Ärzte Zeitung online, 18.03.2011

Birgit Fischer ist für den vfa ein Richtungswechsel

BERLIN (cw). Mit dem Engagement von Birgit Fischer als neuer Hauptgeschäftsführerin des vfa vollzieht der Verband forschender Arzneimittelhersteller auch einen Richtungswechsel.

Mit Birgit Fischer erhält der vfa einen Richtungswechsel

Birgit Fischer: Von der Barmer GEK zum vfa.

© Frank Ossenbrink

Die SPD-Politikerin, ehemals Gesundheitsministerin von Nordrhein-Westfalen im Kabinett Clement und amtierende Vorstandsvorsitzende der Barmer GEK ist in Kassenkreisen hoch angesehen und ausgezeichnet vernetzt. Sie gilt unter anderem als Expertin für Prävention, Patientenrechte und Integrierte Versorgung.

Geradezu ideale Voraussetzungen also angesichts der Herausforderungen, vor die das Arzneimittelmarktneuordnungsgesetz (AMNOG) insbesondere die forschenden Firmen stellt.

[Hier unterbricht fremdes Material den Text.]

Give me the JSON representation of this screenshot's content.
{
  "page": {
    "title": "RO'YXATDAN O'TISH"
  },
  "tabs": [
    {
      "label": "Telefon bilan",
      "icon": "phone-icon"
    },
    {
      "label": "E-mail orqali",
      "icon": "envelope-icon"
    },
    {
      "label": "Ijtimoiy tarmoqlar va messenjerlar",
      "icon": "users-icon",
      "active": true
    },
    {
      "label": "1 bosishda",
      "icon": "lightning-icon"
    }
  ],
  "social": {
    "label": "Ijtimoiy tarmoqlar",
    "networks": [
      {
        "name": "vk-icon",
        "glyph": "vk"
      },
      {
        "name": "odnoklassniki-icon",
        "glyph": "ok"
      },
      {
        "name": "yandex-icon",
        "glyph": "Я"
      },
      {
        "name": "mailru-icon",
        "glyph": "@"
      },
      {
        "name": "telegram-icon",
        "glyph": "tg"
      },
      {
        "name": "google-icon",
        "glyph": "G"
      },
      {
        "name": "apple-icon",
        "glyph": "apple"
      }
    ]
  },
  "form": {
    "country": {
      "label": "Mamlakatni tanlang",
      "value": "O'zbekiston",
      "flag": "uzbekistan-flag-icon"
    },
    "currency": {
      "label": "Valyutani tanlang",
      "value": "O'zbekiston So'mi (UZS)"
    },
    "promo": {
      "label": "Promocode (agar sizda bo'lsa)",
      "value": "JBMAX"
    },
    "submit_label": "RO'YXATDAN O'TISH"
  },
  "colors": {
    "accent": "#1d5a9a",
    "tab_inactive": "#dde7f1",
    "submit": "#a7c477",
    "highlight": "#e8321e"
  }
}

Denn Preisverhandlungen mit dem GKV-Spitzenverband ebenso wie die Option auf Vertragspartnerschaft bei Integrations-Projekten machen es unvermeidlich, stärker als in der Vergangenheit partnerschaftliche Beziehungen zur GKV aufzubauen und zu pflegen.

Auf deren Management-Etagen werden Industrievertreter freilich noch immer argwöhnisch beäugt, gilt "Big Pharma" doch pauschal als an Kassen-Problemen nicht, sondern nur am Absatz eigener Produkte interessiert.

Mit Birgit Fischer an der Spitze kann der vfa glaubwürdig um Vertrauen werben. "Die Rolle der Industrie" sei im Gesundheitswesen "wichtig, oft nicht anerkannt aber auch nicht immer hilfreich und konstruktiv", schreibt Fischer in einer Hausmitteilung anlässlich ihres Wechsels zum vfa. Sie wolle sich künftig dafür einsetzen, "gemeinsam Problemlösungen zu erzielen".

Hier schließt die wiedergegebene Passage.